Hint To solve this question, we need to apply the basic formula of the average acceleration. As the directions are involved, we have to draw the vectors with their directions. Applying the formula for the magnitude of the resultant will give the magnitude of the average acceleration. Its direction can be obtained by using the parallelogram law.
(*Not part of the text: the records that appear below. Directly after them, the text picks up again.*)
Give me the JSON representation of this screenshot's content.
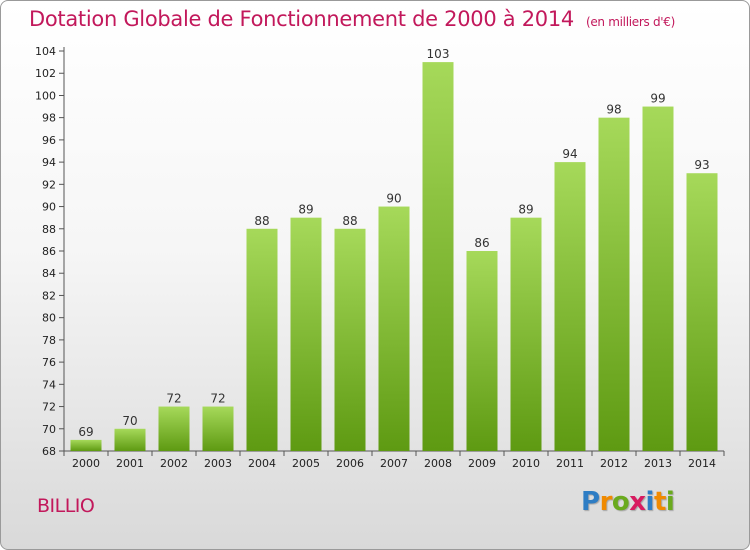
{
  "header": {
    "title": "Dotation Globale de Fonctionnement de 2000 à 2014",
    "unit": "(en milliers d'€)"
  },
  "footer": {
    "commune": "BILLIO",
    "logo_letters": [
      "P",
      "r",
      "o",
      "x",
      "i",
      "t",
      "i"
    ],
    "logo_colors": [
      "#2e7dc4",
      "#f08a00",
      "#6aaa1e",
      "#d81b60",
      "#2e7dc4",
      "#f08a00",
      "#6aaa1e"
    ]
  },
  "colors": {
    "title": "#c2185b",
    "bar_top": "#a6d95a",
    "bar_bottom": "#5e9a12"
  },
  "chart_data": {
    "type": "bar",
    "title": "Dotation Globale de Fonctionnement de 2000 à 2014",
    "subtitle": "(en milliers d'€)",
    "xlabel": "",
    "ylabel": "",
    "categories": [
      "2000",
      "2001",
      "2002",
      "2003",
      "2004",
      "2005",
      "2006",
      "2007",
      "2008",
      "2009",
      "2010",
      "2011",
      "2012",
      "2013",
      "2014"
    ],
    "values": [
      69,
      70,
      72,
      72,
      88,
      89,
      88,
      90,
      103,
      86,
      89,
      94,
      98,
      99,
      93
    ],
    "ylim": [
      68,
      104
    ],
    "yticks": [
      68,
      70,
      72,
      74,
      76,
      78,
      80,
      82,
      84,
      86,
      88,
      90,
      92,
      94,
      96,
      98,
      100,
      102,
      104
    ],
    "grid": false,
    "legend": "none"
  }
}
Formula Used: The formula used for solving this question is given by
 $\Rightarrow \vec a = \dfrac{{\Delta \vec v}}{{\Delta t}} $ , here $ \vec a $ is the average acceleration of a particle in a time interval of $ \Delta t $ , and $ \Delta \vec v $ is the change in the velocity.

Complete step by step answer
The initial and the final velocities of the particle are shown in the figure below.
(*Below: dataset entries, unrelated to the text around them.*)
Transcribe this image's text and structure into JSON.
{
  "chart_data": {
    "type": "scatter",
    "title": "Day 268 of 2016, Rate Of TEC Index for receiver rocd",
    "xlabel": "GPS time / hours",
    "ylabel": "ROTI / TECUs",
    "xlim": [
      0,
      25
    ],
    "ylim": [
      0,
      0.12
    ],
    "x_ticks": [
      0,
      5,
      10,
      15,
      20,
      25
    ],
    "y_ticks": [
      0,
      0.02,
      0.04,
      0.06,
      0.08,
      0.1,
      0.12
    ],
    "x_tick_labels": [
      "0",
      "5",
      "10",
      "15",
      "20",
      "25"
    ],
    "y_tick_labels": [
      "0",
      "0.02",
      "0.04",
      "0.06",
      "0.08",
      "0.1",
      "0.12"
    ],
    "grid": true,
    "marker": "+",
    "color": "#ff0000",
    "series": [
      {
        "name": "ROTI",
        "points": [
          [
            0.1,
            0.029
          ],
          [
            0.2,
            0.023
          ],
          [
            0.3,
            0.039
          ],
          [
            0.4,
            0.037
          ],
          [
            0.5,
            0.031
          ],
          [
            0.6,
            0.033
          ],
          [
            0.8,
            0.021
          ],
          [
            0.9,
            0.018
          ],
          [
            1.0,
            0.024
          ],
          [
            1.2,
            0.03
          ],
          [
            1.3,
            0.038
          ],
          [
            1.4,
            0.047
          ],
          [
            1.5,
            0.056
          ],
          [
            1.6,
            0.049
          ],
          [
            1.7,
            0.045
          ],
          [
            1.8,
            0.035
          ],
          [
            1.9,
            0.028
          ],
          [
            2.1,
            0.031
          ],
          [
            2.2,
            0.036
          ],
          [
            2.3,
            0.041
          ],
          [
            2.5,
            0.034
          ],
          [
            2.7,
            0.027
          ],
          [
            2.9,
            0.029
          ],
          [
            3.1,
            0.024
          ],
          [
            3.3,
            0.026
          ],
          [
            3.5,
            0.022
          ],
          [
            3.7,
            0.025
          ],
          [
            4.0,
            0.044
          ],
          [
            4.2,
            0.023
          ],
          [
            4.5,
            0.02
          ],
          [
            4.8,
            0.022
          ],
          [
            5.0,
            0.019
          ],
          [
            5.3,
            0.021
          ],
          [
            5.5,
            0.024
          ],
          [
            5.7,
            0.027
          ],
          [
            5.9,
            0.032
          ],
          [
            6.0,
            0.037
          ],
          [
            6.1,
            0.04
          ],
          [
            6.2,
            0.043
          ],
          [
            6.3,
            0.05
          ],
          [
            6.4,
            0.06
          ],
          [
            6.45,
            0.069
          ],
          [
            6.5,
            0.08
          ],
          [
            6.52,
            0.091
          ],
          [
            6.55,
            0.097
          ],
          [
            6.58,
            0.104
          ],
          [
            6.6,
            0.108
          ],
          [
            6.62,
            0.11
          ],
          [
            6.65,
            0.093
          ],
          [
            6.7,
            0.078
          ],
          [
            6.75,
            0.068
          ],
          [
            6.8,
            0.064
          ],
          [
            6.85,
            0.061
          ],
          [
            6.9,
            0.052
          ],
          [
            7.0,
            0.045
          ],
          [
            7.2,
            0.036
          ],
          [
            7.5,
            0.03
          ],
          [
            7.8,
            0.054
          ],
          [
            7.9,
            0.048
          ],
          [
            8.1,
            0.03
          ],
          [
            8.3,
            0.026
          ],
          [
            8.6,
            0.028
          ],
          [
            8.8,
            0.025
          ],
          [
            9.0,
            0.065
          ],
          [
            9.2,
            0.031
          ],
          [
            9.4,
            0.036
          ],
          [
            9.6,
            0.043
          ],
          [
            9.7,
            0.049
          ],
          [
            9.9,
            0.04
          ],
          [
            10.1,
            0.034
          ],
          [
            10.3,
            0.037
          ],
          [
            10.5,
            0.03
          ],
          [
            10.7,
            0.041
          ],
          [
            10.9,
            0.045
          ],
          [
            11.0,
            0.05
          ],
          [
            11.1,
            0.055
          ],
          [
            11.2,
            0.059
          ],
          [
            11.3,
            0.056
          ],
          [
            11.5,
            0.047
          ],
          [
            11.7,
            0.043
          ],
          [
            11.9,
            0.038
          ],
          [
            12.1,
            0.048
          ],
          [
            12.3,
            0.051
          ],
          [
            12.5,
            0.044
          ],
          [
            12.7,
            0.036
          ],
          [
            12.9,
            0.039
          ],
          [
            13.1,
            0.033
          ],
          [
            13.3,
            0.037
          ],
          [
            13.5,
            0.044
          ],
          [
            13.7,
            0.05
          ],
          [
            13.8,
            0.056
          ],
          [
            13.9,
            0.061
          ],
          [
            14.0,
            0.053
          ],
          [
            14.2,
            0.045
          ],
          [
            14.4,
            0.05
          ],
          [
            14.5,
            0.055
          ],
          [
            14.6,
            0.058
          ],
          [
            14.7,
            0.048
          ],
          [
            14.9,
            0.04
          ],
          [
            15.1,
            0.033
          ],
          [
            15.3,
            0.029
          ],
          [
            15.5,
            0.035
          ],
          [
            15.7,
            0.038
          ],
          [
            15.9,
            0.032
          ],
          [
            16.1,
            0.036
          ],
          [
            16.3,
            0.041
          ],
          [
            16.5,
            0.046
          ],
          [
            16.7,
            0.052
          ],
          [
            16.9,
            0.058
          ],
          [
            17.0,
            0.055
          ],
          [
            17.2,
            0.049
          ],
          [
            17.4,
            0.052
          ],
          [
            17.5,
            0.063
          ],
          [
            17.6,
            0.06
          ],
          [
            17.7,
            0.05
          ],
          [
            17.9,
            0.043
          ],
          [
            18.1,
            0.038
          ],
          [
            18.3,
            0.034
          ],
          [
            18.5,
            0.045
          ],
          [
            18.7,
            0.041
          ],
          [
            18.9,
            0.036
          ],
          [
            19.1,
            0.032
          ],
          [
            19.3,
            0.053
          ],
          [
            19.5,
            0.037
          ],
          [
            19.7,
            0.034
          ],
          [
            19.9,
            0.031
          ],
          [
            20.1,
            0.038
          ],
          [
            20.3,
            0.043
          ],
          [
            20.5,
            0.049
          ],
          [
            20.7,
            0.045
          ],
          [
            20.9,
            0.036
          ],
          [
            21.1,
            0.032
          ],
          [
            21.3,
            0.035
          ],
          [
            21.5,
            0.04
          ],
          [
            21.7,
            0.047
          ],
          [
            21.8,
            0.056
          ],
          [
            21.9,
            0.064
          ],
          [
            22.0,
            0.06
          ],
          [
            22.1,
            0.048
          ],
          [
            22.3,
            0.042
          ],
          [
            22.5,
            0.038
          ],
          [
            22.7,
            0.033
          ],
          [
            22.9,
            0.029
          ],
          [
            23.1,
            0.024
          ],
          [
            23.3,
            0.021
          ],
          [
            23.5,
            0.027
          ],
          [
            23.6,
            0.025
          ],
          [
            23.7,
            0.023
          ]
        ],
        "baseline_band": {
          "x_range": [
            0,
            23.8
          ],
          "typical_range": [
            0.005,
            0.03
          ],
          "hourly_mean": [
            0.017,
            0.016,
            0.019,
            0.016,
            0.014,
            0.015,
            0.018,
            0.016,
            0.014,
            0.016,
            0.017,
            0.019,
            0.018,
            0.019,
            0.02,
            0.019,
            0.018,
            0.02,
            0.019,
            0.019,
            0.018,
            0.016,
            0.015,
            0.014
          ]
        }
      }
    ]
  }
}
We know that the average acceleration is given by
 $\Rightarrow \vec a = \dfrac{{\Delta \vec v}}{{\Delta t}} $
 $\Rightarrow \vec a = \dfrac{{{{\vec v}_2} - {{\vec v}_1}}}{{\Delta t}} $ …………………..(1)
So, we need to obtain the difference $ {\vec v_2} - {\vec v_1} $ of the velocity vectors.
Or we can say that we need to add the vectors $ {\vec v_2} $ and $ - {\vec v_1} $ .
So, reversing the direction of the vector $ {\vec v_1} $ of the above figure, we obtain

Now, by the diagonal law of the vector addition, the resultant of these two vectors is represented by the diagonal of the parallelogram formed by these vectors.
The parallelogram and the diagonal are shown in the figure below.
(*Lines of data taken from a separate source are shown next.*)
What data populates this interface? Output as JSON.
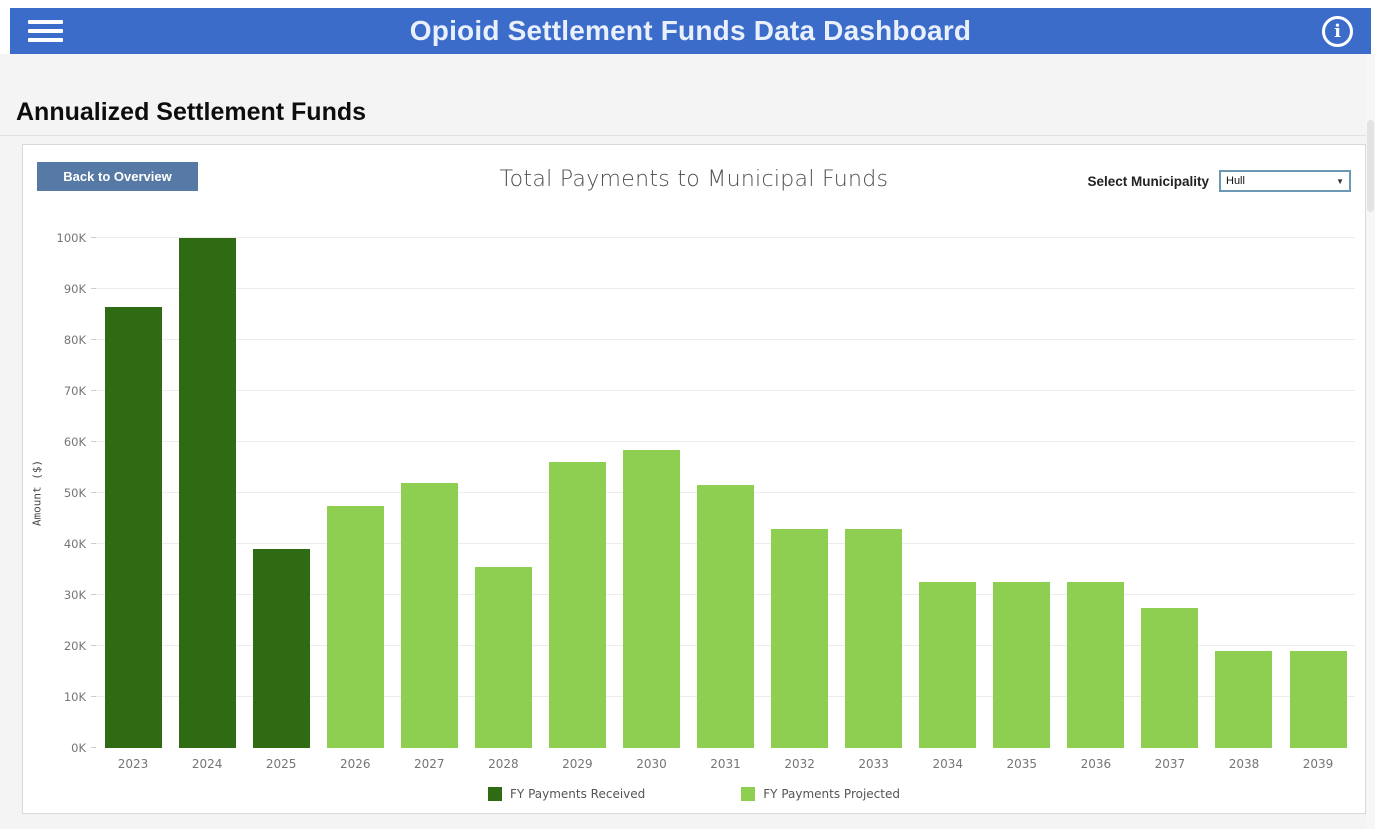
{
  "header": {
    "title": "Opioid Settlement Funds Data Dashboard",
    "bg_color": "#3b6cc9",
    "text_color": "#e9f0fc",
    "menu_icon": "hamburger-menu-icon",
    "info_icon": "info-circle-icon",
    "info_glyph": "i"
  },
  "section": {
    "title": "Annualized Settlement Funds"
  },
  "toolbar": {
    "back_button_label": "Back to Overview",
    "back_button_color": "#567aa5",
    "municipality_label": "Select Municipality",
    "municipality_value": "Hull",
    "dropdown_caret": "▼"
  },
  "chart_data": {
    "type": "bar",
    "title": "Total Payments to Municipal Funds",
    "xlabel": "",
    "ylabel": "Amount ($)",
    "ylim": [
      0,
      100000
    ],
    "ytick_step": 10000,
    "ytick_suffix": "K",
    "grid": true,
    "legend_position": "bottom",
    "categories": [
      "2023",
      "2024",
      "2025",
      "2026",
      "2027",
      "2028",
      "2029",
      "2030",
      "2031",
      "2032",
      "2033",
      "2034",
      "2035",
      "2036",
      "2037",
      "2038",
      "2039"
    ],
    "series": [
      {
        "name": "FY Payments Received",
        "color": "#2f6b12",
        "values": [
          86500,
          100000,
          39000,
          null,
          null,
          null,
          null,
          null,
          null,
          null,
          null,
          null,
          null,
          null,
          null,
          null,
          null
        ]
      },
      {
        "name": "FY Payments Projected",
        "color": "#8ecf52",
        "values": [
          null,
          null,
          null,
          47500,
          52000,
          35500,
          56000,
          58500,
          51500,
          43000,
          43000,
          32500,
          32500,
          32500,
          27500,
          19000,
          19000
        ]
      }
    ]
  }
}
As we can see in the figure, the diagonal is in the direction of the north-west.
Now the magnitude of the resultant is given by
 $\Rightarrow \left| {{{\vec v}_R}} \right| = \sqrt {{v_1}^2 + {v_2}^2} $
 $\Rightarrow \left| {{{\vec v}_R}} \right| = \sqrt {{5^2} + {5^2}} = 5\sqrt 2 m/s $ ……………...(2)
From (1) we have
 $\Rightarrow \vec a = \dfrac{{{{\vec v}_2} - {{\vec v}_1}}}{{\Delta t}} $
 $\Rightarrow \vec a = \dfrac{{{{\vec v}_R}}}{{\Delta t}} $
Writing in terms of magnitude, we have
 $\Rightarrow \left| {\vec a} \right| = \dfrac{{\left| {{{\vec v}_R}} \right|}}{{\Delta t}} $
According to the question $ \Delta t = 10s $ . So we have
 $\Rightarrow \left| {\vec a} \right| = \dfrac{{\left| {{{\vec v}_R}} \right|}}{{10}} $
Substituting (2) we get
 $\Rightarrow \left| {\vec a} \right| = \dfrac{{5\sqrt 2 }}{{10}} = \dfrac{1}{{\sqrt 2 }}m/{s^2} $
As the acceleration vector is parallel to the resultant vector $ {\vec v_R} $ , whose direction is north west as seen above, so the direction of acceleration is also $ N - W $ .
Hence, the correct answer is option B.

Note
Do not blindly conclude that the acceleration of the particle should be zero just because the initial and final magnitudes of the velocities are equal. Always remember that velocity is a vector quantity, so its initial and final magnitudes cannot be directly subtracted to obtain the acceleration.